How can I check if there is a black pixel in between two pixels of interest in Python?

0
votes

I have an image with a white background and black pixels which represent walls or boundaries. I want to know if there is a boundary between two points on the image.

The way I approached this was to find all integer points on the line between the two points of interest and check if any of these points were a black pixel. Here is what it looks like when I plot it (the blue circles show the two points of interest and the red dots are all the points passing through the line):

enter image description here

As you can see, it looks like the black line does not pass through one of the integer points that lie on the line between the points of interest. How do I find if a black line passes through a line between two points.

PS: I need to check this for a large number of pair of points and the image has many boundaries, so a time efficient algorithm would help.

1
python-3.xmatplotlibimage-processing
You could flood-fill with another colour, say blue, starting at either point of interest with a flood-fill that cannot cross black. Then check if the other point of interest is touching any blue neighbours.Mark Setchell
Or solve for the intersection of the two lines and see if it falls in the rectangle whose diagonally opposite corners are the two line endpoiints.Mark Setchell

1 Answers

0
votes

You're looking for the supercover algorithm. See this link for the specific code.

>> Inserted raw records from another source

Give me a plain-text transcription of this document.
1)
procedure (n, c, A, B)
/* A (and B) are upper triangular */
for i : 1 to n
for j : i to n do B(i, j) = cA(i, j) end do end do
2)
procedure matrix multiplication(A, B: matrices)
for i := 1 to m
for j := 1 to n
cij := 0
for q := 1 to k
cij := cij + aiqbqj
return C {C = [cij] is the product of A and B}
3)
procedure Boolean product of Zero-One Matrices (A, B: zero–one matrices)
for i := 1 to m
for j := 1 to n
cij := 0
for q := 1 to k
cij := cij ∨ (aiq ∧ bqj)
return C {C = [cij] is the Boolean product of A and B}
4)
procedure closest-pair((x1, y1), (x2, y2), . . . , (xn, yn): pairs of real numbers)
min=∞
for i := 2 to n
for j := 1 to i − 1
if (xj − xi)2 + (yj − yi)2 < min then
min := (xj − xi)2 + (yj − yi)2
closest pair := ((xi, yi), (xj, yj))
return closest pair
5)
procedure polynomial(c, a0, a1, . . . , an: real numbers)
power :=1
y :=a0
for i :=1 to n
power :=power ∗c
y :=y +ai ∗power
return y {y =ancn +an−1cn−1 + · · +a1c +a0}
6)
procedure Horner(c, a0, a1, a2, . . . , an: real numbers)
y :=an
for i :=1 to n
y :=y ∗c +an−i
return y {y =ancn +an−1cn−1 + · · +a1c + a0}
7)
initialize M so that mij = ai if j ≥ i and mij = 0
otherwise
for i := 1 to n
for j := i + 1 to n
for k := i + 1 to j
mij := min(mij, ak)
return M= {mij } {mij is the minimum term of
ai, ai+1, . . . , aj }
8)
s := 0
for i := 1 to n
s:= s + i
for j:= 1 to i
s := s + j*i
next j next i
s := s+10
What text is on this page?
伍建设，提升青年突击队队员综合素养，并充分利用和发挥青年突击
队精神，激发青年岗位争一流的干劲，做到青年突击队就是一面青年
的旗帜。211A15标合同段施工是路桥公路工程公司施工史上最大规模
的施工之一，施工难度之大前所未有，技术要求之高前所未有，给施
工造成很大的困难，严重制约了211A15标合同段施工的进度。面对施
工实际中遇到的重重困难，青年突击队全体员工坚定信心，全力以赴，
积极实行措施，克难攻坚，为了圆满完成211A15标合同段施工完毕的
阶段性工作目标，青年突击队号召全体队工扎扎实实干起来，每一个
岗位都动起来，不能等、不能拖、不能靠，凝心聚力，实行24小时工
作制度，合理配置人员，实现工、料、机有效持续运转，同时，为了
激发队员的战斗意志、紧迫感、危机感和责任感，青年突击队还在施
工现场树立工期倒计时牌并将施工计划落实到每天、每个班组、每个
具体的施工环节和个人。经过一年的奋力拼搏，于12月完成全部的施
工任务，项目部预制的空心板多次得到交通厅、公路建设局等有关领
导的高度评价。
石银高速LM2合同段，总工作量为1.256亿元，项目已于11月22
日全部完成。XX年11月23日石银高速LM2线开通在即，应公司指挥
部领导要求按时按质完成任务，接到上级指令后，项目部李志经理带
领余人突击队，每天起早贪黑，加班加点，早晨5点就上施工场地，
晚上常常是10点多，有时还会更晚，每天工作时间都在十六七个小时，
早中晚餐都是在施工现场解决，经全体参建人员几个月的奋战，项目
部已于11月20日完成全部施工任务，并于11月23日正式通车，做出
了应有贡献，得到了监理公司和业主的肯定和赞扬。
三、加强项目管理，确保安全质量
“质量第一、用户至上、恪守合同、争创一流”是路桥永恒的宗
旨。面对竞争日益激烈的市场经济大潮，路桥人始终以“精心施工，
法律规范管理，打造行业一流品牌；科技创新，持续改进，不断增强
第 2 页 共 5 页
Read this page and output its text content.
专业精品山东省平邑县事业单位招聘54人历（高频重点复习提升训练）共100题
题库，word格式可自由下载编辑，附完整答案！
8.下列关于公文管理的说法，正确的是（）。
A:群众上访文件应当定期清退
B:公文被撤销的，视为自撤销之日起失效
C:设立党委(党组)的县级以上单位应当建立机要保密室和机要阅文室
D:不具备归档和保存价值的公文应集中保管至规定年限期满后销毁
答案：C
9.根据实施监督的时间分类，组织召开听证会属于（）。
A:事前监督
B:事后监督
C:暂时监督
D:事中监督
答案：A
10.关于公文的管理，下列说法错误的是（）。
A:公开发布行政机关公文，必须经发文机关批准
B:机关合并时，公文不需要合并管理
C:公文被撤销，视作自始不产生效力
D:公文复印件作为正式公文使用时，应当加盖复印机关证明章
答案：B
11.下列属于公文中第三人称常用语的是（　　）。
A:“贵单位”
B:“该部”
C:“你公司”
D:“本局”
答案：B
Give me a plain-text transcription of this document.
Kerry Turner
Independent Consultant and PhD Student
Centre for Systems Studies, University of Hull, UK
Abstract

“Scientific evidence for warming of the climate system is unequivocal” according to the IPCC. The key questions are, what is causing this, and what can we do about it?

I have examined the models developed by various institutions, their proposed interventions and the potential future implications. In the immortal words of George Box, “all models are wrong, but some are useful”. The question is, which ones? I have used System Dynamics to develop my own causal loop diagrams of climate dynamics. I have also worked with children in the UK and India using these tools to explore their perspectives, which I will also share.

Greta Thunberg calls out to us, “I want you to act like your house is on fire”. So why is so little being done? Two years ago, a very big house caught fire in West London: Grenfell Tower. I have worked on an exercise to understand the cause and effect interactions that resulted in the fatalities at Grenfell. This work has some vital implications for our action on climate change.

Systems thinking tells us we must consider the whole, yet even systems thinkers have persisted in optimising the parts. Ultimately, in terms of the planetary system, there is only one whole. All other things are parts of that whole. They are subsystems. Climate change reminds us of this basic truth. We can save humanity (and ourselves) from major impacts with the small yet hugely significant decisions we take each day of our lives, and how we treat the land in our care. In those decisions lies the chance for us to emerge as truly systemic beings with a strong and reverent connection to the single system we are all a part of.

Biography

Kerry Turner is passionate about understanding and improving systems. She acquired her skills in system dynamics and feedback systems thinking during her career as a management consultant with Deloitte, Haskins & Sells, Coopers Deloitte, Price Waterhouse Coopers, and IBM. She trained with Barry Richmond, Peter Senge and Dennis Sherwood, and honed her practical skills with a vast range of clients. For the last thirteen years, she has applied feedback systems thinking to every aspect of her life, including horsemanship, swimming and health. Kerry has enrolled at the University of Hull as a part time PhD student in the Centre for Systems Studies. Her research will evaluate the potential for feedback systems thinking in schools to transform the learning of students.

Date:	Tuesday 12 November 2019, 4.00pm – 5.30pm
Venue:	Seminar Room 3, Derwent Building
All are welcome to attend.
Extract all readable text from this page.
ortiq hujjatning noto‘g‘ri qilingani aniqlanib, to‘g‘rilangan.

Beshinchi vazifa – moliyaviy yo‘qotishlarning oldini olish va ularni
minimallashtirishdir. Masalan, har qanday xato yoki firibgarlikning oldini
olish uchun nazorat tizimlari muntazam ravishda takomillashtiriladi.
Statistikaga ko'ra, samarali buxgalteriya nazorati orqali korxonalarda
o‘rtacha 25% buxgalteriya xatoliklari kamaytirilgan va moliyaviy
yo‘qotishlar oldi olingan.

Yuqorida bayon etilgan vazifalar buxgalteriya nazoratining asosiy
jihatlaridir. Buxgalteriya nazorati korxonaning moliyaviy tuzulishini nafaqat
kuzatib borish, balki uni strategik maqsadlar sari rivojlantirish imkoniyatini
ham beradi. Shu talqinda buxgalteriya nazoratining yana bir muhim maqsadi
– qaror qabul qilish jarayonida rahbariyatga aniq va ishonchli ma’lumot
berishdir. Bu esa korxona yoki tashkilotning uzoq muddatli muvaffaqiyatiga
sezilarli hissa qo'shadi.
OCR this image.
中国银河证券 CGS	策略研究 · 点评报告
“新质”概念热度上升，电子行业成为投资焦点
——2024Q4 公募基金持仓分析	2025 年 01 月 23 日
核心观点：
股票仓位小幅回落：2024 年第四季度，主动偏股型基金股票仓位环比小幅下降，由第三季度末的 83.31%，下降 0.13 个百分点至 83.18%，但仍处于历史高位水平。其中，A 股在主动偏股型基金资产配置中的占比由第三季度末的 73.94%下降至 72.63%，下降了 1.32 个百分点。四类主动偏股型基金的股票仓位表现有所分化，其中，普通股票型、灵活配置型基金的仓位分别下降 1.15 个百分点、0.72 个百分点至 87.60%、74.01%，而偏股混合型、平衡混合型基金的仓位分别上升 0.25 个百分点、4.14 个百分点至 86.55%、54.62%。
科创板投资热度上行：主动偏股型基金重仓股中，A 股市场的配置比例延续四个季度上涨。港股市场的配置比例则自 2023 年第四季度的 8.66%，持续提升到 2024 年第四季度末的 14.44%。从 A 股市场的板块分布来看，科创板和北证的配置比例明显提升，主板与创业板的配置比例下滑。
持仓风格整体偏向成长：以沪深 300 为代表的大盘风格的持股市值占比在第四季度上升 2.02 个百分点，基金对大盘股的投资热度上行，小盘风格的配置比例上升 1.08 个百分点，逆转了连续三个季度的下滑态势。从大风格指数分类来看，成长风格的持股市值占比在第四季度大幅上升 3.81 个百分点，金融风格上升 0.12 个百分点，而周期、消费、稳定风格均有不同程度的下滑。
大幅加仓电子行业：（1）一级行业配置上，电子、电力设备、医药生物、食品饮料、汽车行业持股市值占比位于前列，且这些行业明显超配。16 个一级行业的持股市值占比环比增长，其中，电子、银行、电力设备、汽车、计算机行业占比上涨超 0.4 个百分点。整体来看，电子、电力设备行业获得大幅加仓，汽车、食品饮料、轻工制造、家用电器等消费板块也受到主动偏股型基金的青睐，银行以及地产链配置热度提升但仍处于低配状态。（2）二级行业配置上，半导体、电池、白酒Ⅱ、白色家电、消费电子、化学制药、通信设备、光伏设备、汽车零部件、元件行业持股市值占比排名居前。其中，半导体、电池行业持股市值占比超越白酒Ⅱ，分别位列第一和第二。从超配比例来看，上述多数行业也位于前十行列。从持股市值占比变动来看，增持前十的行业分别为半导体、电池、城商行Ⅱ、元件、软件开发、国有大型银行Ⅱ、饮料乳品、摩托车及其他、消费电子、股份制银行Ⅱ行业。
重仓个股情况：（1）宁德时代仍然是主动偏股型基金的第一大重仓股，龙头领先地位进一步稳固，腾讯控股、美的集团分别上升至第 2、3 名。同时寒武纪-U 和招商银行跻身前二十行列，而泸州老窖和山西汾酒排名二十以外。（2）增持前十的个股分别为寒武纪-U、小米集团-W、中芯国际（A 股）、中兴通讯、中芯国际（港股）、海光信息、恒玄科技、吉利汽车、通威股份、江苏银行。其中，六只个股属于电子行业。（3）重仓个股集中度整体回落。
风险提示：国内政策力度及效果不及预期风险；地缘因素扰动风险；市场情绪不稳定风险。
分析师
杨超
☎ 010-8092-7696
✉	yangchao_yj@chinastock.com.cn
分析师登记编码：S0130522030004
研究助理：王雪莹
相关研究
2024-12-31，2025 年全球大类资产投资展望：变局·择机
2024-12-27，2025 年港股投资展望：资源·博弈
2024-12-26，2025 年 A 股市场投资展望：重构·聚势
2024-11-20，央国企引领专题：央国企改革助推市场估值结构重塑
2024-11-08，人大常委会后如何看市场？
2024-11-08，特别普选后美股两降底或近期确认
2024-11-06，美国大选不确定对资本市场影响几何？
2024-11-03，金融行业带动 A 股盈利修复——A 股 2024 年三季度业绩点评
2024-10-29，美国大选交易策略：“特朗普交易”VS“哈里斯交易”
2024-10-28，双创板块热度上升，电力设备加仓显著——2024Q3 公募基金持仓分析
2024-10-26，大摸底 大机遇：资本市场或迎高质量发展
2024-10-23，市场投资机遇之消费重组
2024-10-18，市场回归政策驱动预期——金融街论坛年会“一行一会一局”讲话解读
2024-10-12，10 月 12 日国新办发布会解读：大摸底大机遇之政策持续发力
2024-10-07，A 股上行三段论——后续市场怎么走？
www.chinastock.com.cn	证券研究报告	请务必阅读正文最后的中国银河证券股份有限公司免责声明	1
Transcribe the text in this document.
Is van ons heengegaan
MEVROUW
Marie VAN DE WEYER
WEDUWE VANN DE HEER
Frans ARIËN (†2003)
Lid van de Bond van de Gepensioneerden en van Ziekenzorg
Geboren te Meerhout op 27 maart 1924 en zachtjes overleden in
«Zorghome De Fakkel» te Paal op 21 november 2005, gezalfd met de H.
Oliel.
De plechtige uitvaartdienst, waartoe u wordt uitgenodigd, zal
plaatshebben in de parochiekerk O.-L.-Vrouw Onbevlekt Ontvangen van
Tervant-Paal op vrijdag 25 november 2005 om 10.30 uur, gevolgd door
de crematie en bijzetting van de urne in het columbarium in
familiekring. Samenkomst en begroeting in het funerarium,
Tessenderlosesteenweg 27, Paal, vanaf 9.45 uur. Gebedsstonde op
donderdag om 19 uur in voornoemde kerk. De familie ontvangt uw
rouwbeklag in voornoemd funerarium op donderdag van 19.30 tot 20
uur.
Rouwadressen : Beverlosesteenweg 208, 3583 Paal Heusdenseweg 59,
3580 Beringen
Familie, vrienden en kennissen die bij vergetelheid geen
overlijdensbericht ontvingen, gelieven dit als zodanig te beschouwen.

Here's a solution written in javascript:

function supercover_line(p0, p1) {
    let dx = p1.x-p0.x, dy = p1.y-p0.y;
    let nx = Math.abs(dx), ny = Math.abs(dy);
    let sign_x = dx > 0? 1 : -1, sign_y = dy > 0? 1 : -1;

    let p = new Point(p0.x, p0.y);
    let points = [new Point(p.x, p.y)];
    for (let ix = 0, iy = 0; ix < nx || iy < ny;) {
        let decision = (1 + 2*ix) * ny - (1 + 2*iy) * nx;
        if (decision === 0) {
            // next step is diagonal
            p.x += sign_x;
            p.y += sign_y;
            ix++;
            iy++;
       } else if (decision < 0) {
            // next step is horizontal
            p.x += sign_x;
            ix++;
        } else {
            // next step is vertical
            p.y += sign_y;
            iy++;
        }
        points.push(new Point(p.x, p.y));
    }
    return points;
}